Mirada al reciente paro de transporte: Carlos Lucas López T.

No creemos que exista un panameño consciente que no lamentara la actitud asumida por los dirigentes sindicales que acudieron a la declaratoria de huelga de los conductores del Metro Bus. Estos debían mantener operativo el transporte y garantizar a los trabajadores de la capital y del distrito de San Miguelito la puntual asistencia a sus trabajos y –como veremos más adelante– el derecho al libre tránsito por el territorio nacional.

Ello es así porque si bien nuestra Constitución Política, en su artículo 69, reconoce el derecho de huelga del trabajador panameño, el ejercicio de ese derecho debe ser reglamentado, particularmente para los que prestan un servicio público tan importante como garantizar el transporte a los usuarios, ya sea por limitaciones que le hayan sido impuestas por las leyes y los reglamentos de tránsito.

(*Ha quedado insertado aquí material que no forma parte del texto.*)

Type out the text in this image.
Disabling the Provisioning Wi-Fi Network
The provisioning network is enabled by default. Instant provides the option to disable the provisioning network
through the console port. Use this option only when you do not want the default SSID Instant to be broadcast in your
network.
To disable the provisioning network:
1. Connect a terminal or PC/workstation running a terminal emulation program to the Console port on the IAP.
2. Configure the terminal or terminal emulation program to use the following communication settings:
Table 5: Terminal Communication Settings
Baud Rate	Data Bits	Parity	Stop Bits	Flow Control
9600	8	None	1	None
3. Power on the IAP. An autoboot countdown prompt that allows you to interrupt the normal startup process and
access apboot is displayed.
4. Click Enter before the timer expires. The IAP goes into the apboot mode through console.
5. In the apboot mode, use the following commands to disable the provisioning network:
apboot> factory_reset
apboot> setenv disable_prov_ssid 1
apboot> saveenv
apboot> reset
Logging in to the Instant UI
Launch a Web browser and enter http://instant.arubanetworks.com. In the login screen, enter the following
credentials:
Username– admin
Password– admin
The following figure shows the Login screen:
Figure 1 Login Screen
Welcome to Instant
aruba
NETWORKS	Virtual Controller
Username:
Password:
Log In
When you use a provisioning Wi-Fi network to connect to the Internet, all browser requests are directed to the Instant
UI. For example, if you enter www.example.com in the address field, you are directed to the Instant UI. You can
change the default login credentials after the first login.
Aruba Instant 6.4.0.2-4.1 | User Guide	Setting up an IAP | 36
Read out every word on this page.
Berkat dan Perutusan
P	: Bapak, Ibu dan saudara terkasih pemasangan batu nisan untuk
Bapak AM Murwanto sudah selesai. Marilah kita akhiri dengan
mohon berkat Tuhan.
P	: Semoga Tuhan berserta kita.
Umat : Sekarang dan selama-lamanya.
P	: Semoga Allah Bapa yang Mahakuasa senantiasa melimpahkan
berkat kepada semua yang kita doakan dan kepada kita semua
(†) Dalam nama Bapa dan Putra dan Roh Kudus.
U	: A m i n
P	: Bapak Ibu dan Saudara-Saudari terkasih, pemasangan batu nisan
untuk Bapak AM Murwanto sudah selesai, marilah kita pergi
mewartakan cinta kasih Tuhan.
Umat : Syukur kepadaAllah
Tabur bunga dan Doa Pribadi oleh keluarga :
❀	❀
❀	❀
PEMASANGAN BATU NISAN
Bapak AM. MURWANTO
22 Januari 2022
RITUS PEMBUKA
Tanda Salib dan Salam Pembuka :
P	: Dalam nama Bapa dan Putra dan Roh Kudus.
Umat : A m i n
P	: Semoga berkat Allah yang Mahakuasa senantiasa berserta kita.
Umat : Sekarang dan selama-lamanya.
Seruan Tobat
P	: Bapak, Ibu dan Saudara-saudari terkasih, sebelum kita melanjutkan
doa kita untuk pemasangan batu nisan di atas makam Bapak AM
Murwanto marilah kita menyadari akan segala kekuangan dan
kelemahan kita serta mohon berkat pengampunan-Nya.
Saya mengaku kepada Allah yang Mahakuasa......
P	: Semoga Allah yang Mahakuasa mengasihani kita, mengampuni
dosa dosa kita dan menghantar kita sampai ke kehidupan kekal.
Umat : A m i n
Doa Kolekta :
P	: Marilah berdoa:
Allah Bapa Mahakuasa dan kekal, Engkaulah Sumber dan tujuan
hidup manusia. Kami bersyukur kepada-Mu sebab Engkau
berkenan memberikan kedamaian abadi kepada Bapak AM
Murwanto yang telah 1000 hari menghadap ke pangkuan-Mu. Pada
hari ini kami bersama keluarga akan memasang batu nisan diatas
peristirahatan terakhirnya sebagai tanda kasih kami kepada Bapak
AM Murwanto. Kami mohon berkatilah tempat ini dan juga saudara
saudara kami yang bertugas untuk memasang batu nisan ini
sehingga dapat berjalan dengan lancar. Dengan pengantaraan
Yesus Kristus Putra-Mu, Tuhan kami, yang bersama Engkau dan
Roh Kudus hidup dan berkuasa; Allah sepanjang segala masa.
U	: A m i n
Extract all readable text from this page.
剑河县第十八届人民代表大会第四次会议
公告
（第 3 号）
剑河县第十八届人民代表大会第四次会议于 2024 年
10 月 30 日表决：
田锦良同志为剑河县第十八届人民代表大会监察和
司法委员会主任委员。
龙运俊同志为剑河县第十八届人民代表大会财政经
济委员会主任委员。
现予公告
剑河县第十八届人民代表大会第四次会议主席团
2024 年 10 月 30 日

El derecho a huelga acarrea las limitaciones que contemplan las leyes formales y los reglamentos de tránsito, conforme lo dispone el artículo 27 de la Constitución, que constituye una de las “garantías fundamentales” de los derechos y deberes sociales del ciudadano.

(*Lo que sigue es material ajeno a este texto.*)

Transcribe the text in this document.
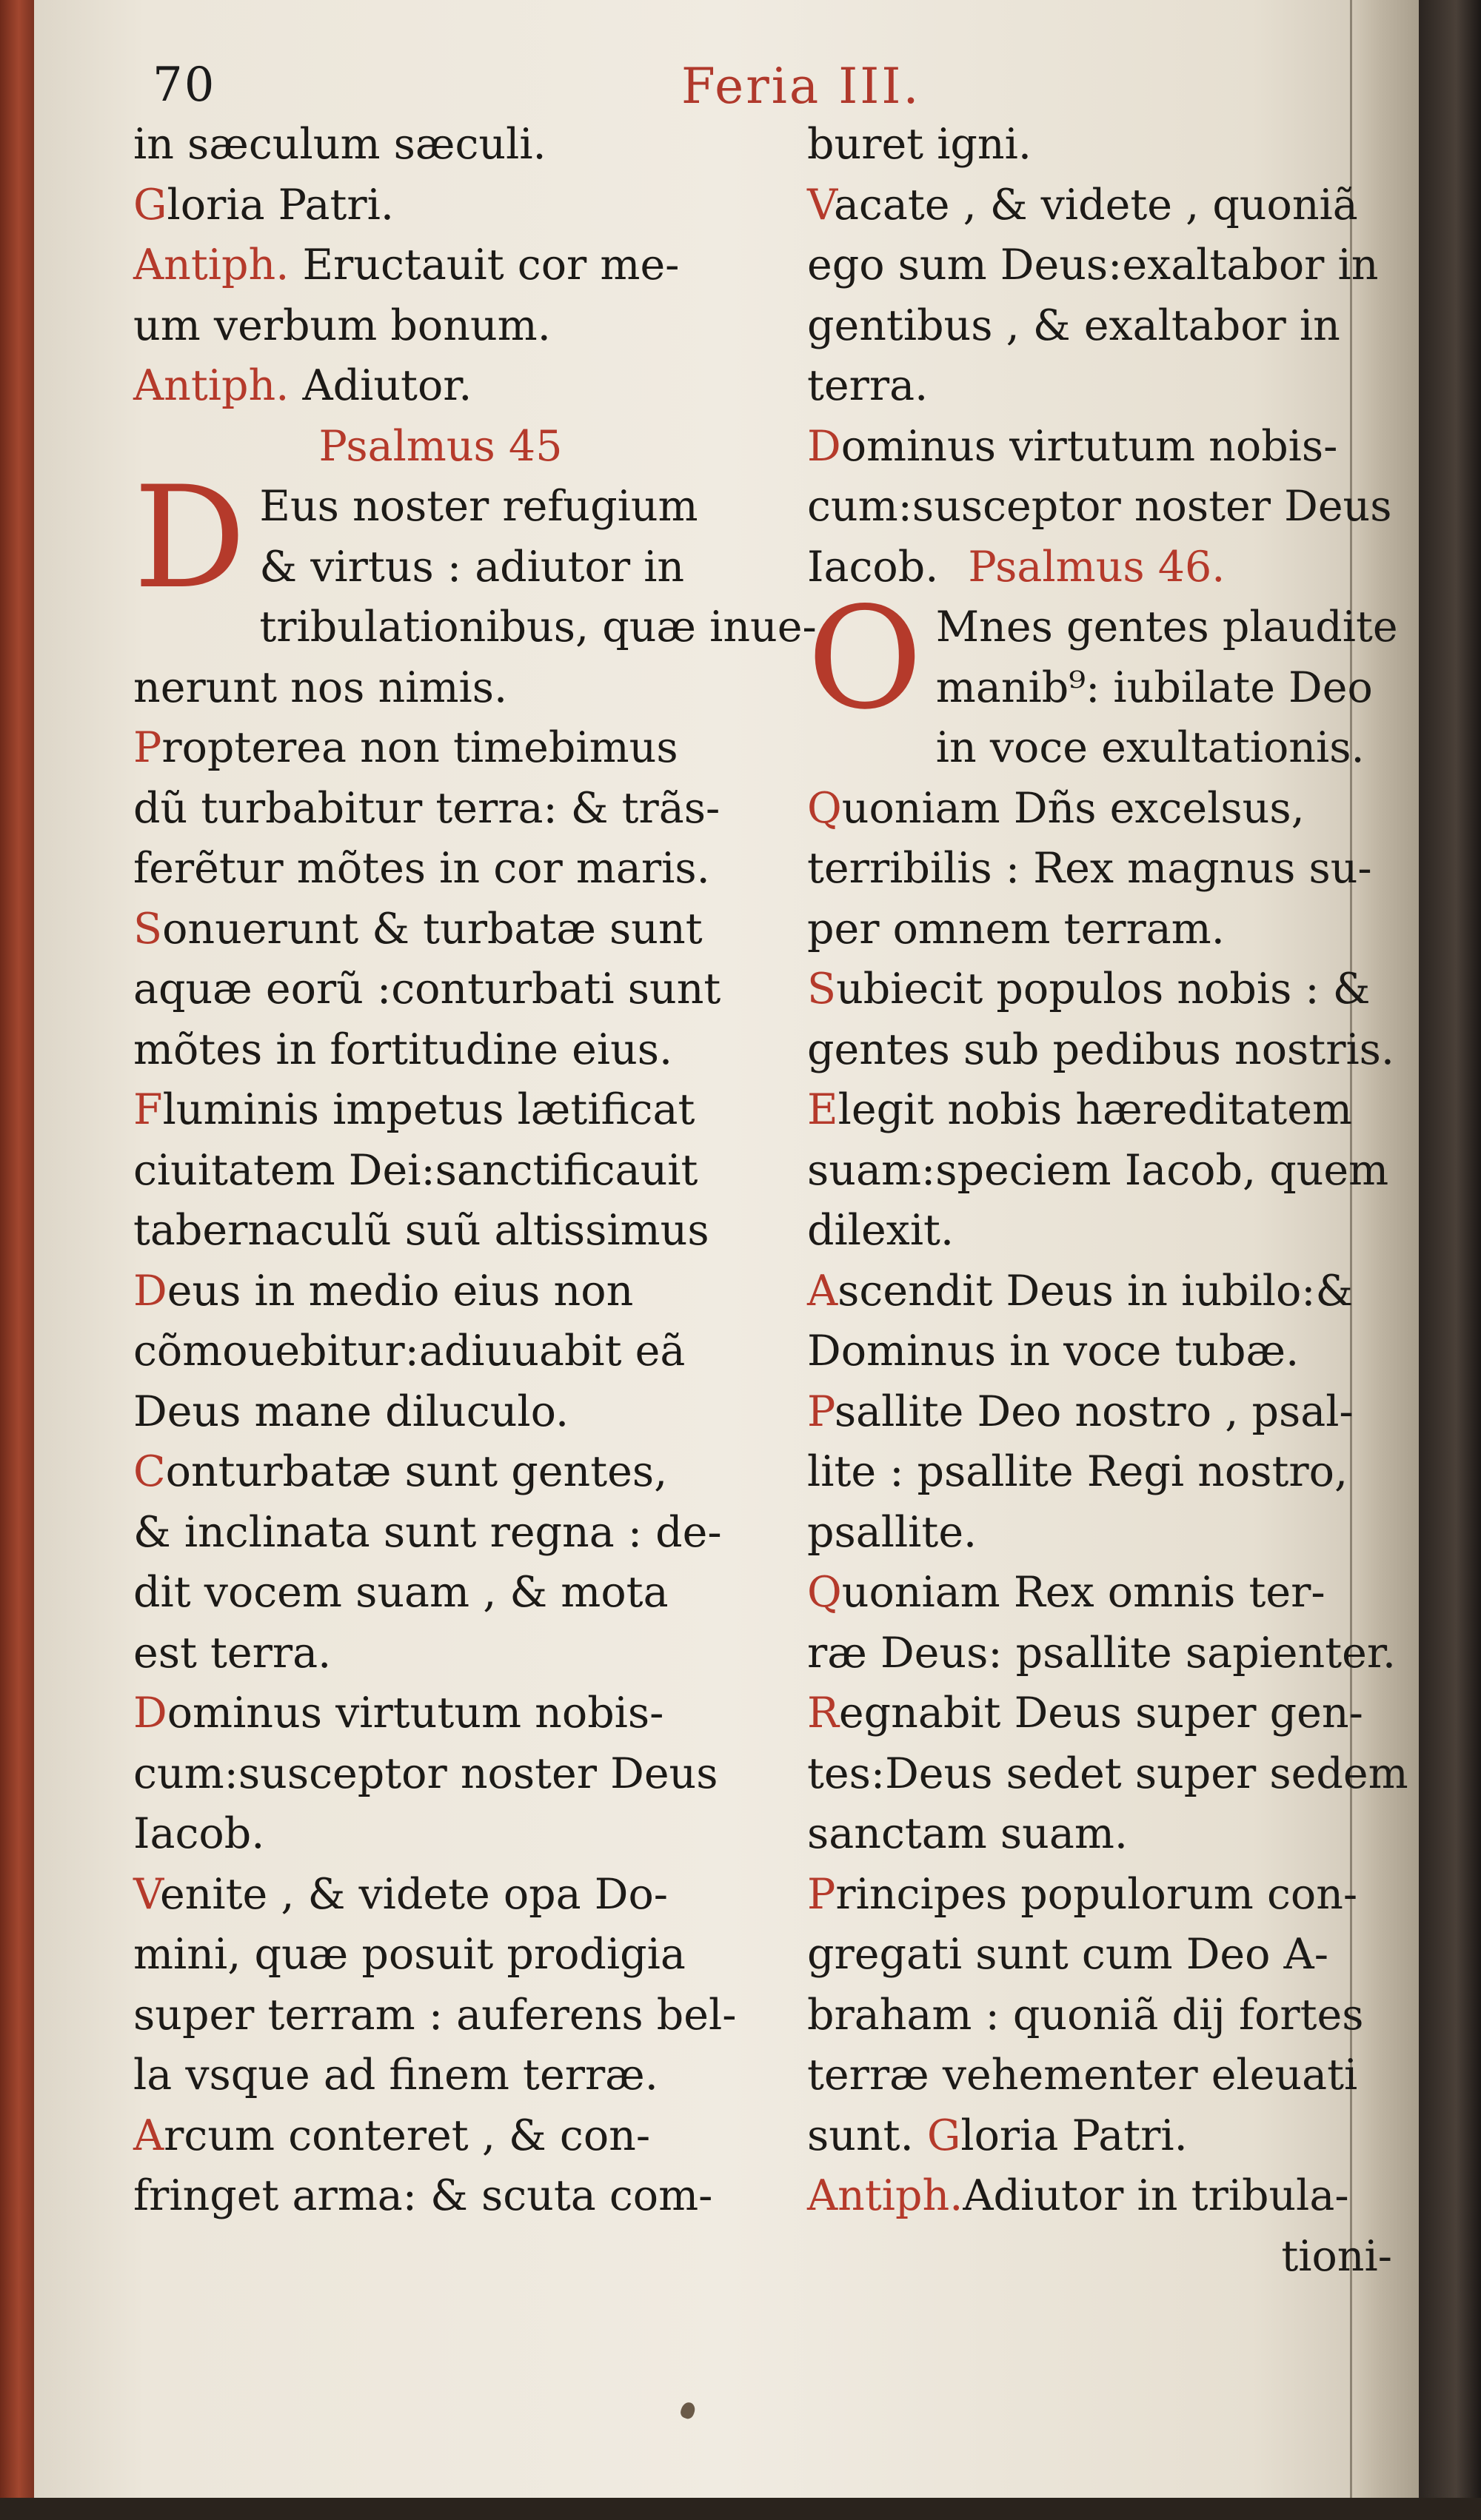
70	Feria III.
in sæculum sæculi.
Gloria Patri.
Antiph. Eructauit cor me-
um verbum bonum.
Antiph. Adiutor.
Psalmus 45
D Eus noster refugium
& virtus : adiutor in
tribulationibus, quæ inue-
nerunt nos nimis.
Propterea non timebimus
dũ turbabitur terra: & trãs-
ferẽtur mõtes in cor maris.
Sonuerunt & turbatæ sunt
aquæ eorũ :conturbati sunt
mõtes in fortitudine eius.
Fluminis impetus lætificat
ciuitatem Dei:sanctificauit
tabernaculũ suũ altissimus
Deus in medio eius non
cõmouebitur:adiuuabit eã
Deus mane diluculo.
Conturbatæ sunt gentes,
& inclinata sunt regna : de-
dit vocem suam , & mota
est terra.
Dominus virtutum nobis-
cum:susceptor noster Deus
Iacob.
Venite , & videte opa Do-
mini, quæ posuit prodigia
super terram : auferens bel-
la vsque ad finem terræ.
Arcum conteret , & con-
fringet arma: & scuta com-
buret igni.
Vacate , & videte , quoniã
ego sum Deus:exaltabor in
gentibus , & exaltabor in
terra.
Dominus virtutum nobis-
cum:susceptor noster Deus
Iacob. Psalmus 46.
O Mnes gentes plaudite
manib⁹: iubilate Deo
in voce exultationis.
Quoniam Dñs excelsus,
terribilis : Rex magnus su-
per omnem terram.
Subiecit populos nobis : &
gentes sub pedibus nostris.
Elegit nobis hæreditatem
suam:speciem Iacob, quem
dilexit.
Ascendit Deus in iubilo:&
Dominus in voce tubæ.
Psallite Deo nostro , psal-
lite : psallite Regi nostro,
psallite.
Quoniam Rex omnis ter-
ræ Deus: psallite sapienter.
Regnabit Deus super gen-
tes:Deus sedet super sedem
sanctam suam.
Principes populorum con-
gregati sunt cum Deo A-
braham : quoniã dij fortes
terræ vehementer eleuati
sunt. Gloria Patri.
Antiph.Adiutor in tribula-
tioni-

Tanto o más grave que la declaratoria de huelga fue el paro efectivo de labores de los conductores del transporte público que sirven a la capital y al distrito de San Miguelito, pues esta medida no se presentó previamente ante la jurisdicción de Trabajo. El procedimiento requerido para tales fines se establece en los artículos 448, 449, 475, 476 del Código de Trabajo, normativa que debió ser del conocimiento claro de los trabajadores sindicalizados, pues así está consignado en el artículo 64 de la Constitución y en el artículo 448 del Código de Trabajo, que exigen la declaración previa de la legalidad de la huelga.

Importa destacar esta normativa sobre la legalidad de la huelga, porque con frecuencia los trabajadores, agremiados o no en un sindicato, realizan manifestaciones pacíficas, piquetes de propaganda, etc., situaciones que no vienen a ser sino los efectos de la huelga legal, tal como lo enumeró el Dr. Rolando Murgas Torraza, en el artículo que recoge las “Anotaciones sobre la huelga”, Revista Lex, enero-abril de 1976, páginas 116-117.

Tratándose, en efecto, de la declaratoria de la huelga de los servicios de comunicación y transporte, se debieron tener en cuenta las limitaciones previstas en los artículos 485, 486, 487 y 489 del Código de Trabajo. Algunas de estas limitaciones nunca se llegaron a cumplir, lo que impidió la suspensión de labores y el ejercicio de un paro ilegal, que solo habría podido ser autorizado si se hubiese cumplido con la legalidad del movimiento.